“you do not listen the way you’re meant to, you only accept things you are okay with giving up, but you would never accept something you have not already examined and understood,” i say in a flurry of bitter love to my mother.
she scrambles, and parts of me, the apple seeds she buried in my chest when my bones were still too soft, ache with guilt, blossom with poison apples, but i leave them to rot while ignoring my grumbling stomach.
this is not love, i think, because an offer of nutrition shouldn’t **** you before the food can give you life to begin with. ah, eve, i get it now, the temptation of belonging.
“she won’t change her mind, but i argue anyway because it’s all i can do,” my sister recounts, and it loops through my head at that moment. i realize this argument is selfish, it’s only for me, payment, because if i cannot have love, then at least i have this proof that i tried, that i came close to changing her, tried to make her love me.
yet, that’s what makes it sting the most. the fact that i tried and tried, kept eating apple after apple, hoping, praying that the next wouldn’t be bitter, and never tasted sweetness. what burns in my throat, the acid coating my esophagus is this: how i will always be almost there, so close, criminally near to winning her over, but it will never be enough. in another life, i comfort, but that’s the thing, not in another life, because i will always be so close and yet not. almost almost. yet never enough.
in math, .999... is considered 1 because it continues on, and since it never stops, there is no space between, no number you can get if you subtract from one another.

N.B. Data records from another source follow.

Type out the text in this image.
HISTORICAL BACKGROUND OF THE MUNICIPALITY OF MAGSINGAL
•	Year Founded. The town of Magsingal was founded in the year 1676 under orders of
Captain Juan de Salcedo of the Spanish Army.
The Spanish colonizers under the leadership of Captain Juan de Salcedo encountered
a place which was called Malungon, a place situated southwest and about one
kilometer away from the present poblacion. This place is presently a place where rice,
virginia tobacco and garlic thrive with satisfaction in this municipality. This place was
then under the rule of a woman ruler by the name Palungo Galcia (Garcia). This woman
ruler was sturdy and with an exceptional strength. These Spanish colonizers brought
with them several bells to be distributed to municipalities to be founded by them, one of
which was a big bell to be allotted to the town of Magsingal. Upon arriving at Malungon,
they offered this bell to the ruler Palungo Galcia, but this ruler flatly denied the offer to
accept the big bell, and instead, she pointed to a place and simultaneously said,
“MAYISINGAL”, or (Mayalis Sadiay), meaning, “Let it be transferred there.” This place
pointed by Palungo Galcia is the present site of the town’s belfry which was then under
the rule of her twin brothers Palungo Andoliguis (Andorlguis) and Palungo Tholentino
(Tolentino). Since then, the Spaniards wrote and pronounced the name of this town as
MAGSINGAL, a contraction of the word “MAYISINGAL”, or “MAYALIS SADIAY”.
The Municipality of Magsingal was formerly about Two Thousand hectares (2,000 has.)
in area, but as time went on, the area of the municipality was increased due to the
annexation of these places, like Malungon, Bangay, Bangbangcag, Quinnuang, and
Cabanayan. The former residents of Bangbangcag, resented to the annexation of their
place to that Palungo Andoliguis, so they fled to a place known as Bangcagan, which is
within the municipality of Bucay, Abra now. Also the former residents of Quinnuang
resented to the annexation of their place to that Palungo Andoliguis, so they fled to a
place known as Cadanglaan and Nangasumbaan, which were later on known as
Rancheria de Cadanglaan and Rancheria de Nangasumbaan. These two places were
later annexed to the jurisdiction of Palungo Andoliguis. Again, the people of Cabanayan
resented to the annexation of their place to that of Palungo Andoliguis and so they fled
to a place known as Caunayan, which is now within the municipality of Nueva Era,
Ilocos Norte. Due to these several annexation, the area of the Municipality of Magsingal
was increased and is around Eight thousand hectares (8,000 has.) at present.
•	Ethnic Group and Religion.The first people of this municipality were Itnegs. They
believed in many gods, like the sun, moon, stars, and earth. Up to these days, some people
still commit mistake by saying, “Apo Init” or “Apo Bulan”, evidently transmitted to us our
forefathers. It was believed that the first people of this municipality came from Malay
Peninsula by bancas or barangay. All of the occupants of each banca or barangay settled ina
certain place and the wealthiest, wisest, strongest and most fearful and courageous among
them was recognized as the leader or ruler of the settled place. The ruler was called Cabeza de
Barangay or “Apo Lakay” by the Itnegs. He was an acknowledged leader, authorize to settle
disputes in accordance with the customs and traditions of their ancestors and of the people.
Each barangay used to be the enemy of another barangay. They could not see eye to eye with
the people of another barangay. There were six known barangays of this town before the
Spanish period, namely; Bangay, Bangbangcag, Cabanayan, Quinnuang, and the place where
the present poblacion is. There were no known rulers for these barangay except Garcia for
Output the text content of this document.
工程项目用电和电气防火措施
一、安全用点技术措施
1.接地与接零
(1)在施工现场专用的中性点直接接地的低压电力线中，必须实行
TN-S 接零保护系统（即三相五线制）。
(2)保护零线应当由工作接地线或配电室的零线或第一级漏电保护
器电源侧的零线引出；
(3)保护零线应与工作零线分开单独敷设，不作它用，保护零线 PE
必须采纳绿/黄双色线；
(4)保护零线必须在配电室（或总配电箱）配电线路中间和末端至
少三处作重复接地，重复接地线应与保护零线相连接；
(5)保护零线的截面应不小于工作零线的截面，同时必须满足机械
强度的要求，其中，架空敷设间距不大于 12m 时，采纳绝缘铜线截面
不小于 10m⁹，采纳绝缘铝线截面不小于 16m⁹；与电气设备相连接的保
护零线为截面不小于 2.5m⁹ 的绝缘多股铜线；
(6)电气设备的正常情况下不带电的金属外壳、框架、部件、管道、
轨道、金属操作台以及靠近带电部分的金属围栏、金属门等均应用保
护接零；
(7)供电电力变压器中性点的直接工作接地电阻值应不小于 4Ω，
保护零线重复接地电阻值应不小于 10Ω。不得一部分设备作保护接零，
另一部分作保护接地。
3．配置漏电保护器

like this, so goes my attempts to be loved. as long as i do not stop, do not look back, do not look down, then i will be almost there, almost 1, almost enough, so why stop? as soon as i do though, as soon as i realize the truth, realize my chasing, my ellipses, are not me, are not me she’s loving, i become .999 and not 1. it is a curse in and of itself because nobody will ever be able to prove how close i am to changing her mind, but they will be able to see i wasn’t enough when i walk away. don’t you see, sister, that this is why we do not stop arguing, for our two choices are defeat or death, you decide.
our stubborn pride claws at my tongue, bids me not to speak, hates the taste of such a near-victory, with the knowledge that i’ll never experience the real thing.
oh it burns, burns like alcohol on a freshly poisoned throat, to resign yourself to the fate that your mother will never love you, not all of you, not the you that matters, that laughs and loves, not unconditionally, not universally.
sister, this is not pity nor contempt. most days i do not give chase, but even i, invulnerable and real, rush to slip my shoes on and fly out the front door, leaving it open, almost closed, because i know i’ll come back worn and tired, alone, never satisfied, only ever in pain.
we talk about our worst fears: hip displacement, ****** degloving, broken jaws, and the reddit list goes on. our family has bad genes with bones, i concur, and my brother pops my statement back into place, “our family has bad genes in everything.” it is not a bitter correction, a true one, a tradition to claim at least once a week for us, one i used to bark in scorn, one i now laugh at hearing from others’ mouths because really, what else can i do? it is spoken in all it’s neutral beauty, a holy psalm, as the shepherd does watch over his flock, so does bad luck with our family.
seemingly, it is a new tradition, brought upon by me and moved into by the youngsters behind me, a christmas memory, a vacation, a spring break that the older adults have accepted, stopped fighting, because when have they done anything useful like patch us up? i do not scold the kids for their harsh words; how could i, when i was the first to do such things? if anything, this is the one area of complacency i refuse to bow to. i may not be able to silence those who take away their voice, but i will always be a person they can scream at.
“what do you want me to do?” my mom breaks. the miserable child in me pleads, “i don’t know, just fix it!” but i say, “it doesn’t matter.” because it doesn’t, not now, not really, there’s something, someone, multiple people in fact, to fix, but it’s too late. too late to repair the trust, the trust you never tried to build and didn’t care to grieve, not until the obituary caught your eye in a scrapbook three years down the line. it grates on my heart, but i do not break, do not shatter like the child she wants me to be, the child she wants to manipulate and twist to her delight, the child she didn’t want to properly raise. instead, i quietly rage, how dare she try to play the victim, as if she has room at all to play hurt when i’m the one who was left to rot. left to pick up the pieces and protect the others with my bullet-ridden body, a child soldier at its core. it does not matter, i repeat, because it does but it can’t. there’s no fixing it, so there’s no way it could’ve been fixed.
i’m an adult now anyways, old enough to recognize that there are none of the angels i wanted to come rescue me, no adults like that, none of the ones i always knew never really existed, but it’s always easy to act like they’re not with you rather than not here at all, so i’ll do all i can to be one for others, be something for others. i’m not much for war, but i’m good for a human shield and sabotaging plans behind enemy lines, so use me like this: as an advantage, a defense, a way to keep living, a way to get through to the next trench, an informant to learn from, a person to train with until you’re ready, until you’re healed enough for the next battle. i cannot stop this war, but *******, i can fight in it.